Conclusion :- For the cost of 1 byte/cell four object walls and 4 direction tested flags can be indicated - Pretty compact.

Dare you try to decode this on %11101110 ? ........ if you know then post below...

## Comment viewing options

this means:

North - not tested

East - tested, object present

south - tested, object present

west - tested, object present

but I'm a little hazy on why store info on my surrounding cells, in my current cell?

At least someone understands my theory......phew. At least now i know my write-up is clear.....

Those big walls are actually contained within the current cell we are testing, the inner walls are just phantom walls. (it was the only way i could show my concept in picture form, without the big walls hide_ing the bit values)

I reality when testing North for example 5,6,7,8,9,etc cells can be tested in same direction (until an object blocks the way).

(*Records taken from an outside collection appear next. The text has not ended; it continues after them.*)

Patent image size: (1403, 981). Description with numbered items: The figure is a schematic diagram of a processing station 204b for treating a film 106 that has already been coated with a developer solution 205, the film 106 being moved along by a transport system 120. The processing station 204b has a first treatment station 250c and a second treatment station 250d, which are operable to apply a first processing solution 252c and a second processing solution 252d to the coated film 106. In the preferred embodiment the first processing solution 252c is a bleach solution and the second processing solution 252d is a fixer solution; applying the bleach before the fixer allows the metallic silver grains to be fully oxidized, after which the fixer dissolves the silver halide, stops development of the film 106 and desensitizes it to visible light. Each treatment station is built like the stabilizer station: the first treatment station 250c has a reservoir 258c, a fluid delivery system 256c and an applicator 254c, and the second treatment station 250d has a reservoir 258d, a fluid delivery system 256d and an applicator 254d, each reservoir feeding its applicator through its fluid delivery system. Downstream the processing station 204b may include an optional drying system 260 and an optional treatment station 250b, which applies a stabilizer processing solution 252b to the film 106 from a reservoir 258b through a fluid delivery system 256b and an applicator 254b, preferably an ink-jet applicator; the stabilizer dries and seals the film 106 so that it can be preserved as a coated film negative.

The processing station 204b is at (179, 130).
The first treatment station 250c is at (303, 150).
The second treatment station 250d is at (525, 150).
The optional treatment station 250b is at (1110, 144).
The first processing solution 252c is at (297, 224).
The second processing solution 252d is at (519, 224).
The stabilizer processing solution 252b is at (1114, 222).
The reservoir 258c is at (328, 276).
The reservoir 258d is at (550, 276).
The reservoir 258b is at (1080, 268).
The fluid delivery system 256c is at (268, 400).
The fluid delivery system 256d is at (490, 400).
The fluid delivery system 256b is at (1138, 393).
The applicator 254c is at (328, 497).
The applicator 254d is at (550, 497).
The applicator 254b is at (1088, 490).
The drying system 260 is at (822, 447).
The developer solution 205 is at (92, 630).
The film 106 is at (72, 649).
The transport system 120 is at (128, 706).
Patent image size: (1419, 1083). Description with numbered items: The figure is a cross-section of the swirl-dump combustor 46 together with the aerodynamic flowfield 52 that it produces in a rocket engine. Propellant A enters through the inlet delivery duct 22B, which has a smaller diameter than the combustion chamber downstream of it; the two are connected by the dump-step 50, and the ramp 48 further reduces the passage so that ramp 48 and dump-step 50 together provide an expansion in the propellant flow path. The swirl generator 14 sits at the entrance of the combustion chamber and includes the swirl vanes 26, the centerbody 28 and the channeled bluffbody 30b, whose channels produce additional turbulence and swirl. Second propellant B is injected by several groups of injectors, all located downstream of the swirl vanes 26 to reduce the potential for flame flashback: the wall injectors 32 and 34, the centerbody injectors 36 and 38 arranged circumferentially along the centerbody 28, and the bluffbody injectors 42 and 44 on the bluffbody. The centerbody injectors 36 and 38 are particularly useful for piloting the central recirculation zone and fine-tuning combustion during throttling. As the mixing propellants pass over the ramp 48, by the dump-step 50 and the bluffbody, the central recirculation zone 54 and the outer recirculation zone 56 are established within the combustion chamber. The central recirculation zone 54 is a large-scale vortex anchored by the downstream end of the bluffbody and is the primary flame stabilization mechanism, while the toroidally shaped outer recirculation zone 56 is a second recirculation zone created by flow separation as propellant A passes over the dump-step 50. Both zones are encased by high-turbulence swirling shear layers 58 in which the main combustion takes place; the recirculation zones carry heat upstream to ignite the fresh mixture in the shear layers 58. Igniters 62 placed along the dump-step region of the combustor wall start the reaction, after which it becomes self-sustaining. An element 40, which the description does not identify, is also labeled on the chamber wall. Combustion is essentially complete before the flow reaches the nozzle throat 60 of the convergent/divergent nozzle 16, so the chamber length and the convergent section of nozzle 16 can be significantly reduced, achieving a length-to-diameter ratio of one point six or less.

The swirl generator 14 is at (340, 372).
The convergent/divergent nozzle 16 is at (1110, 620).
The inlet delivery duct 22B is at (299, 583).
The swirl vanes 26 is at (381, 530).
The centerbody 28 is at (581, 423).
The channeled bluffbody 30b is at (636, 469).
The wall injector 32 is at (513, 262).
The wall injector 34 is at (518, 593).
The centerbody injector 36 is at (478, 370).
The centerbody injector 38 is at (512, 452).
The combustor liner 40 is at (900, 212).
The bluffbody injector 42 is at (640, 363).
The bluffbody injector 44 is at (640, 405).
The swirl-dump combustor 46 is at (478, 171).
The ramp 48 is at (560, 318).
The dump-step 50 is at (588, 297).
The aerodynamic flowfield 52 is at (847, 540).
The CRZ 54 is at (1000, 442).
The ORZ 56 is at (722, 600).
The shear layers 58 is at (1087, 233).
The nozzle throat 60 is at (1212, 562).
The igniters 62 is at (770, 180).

It's not difficult to understand but I'm wondering how efficient it is. This appears to use a strict block size which will add up. Great if you have the memory to give to it, but then you'll also run into the cost of reading and writing that memory which will slow you down. How about using relative block values? Block sizes can then be scaled by factor of x. I have to head to work buy maybe I can sketch it there to give an example. Yes there are considerations like when those blocks have to be broken down int o smaller ones due to a new occupier, but this should be solvable.

Cell size can be anything - its just relative to the cm/inch units you apply to it.(ie 1cell could represent a 100x100cm or 1x1mm etc)

Yes you have to choose an array/memory grid size that encompasses memory availability.

Yes would love to see a diagram,

With the single byte value that you use to hold the data, this would require a second byte to set what value the block size is based on per sector and sub sector..

when testing North for example 5,6,7,8,9,etc cells can be tested in same direction (until an object blocks the way).

how?

you mean if you use SRF or some other way to measure North, and it reveals no objects for 5 or 6 blocks, then you would go ahead and load the appropriate byte into those cells to the north?

If you fire your laser/SRF North and read its distance .... say at 55cm it hits an object  (cells are 10cm square) then the north  wall from current cell and the North & South walls up to the 55cm cell will be marked as clear/tested ie bit 1 and bit 8.

This means that if i look up any byte from the array i know what walls are contained there, the information in essence is already pre formated.

If you used the Dot in the cell method then to test if a direction is free then another calculation run has to be made....

I will be making 1 or 2 more drawings of multiple cell configurations shortly (brain is resting after this current lot)

BOOM! I almost had it... Now my grey matter is also dripping from the north wall.... :-)

My brain has hit a wall...

Why aren't the squares equal to the outside dimentions of the robot's chassis?

One square=one body-length unit of movement.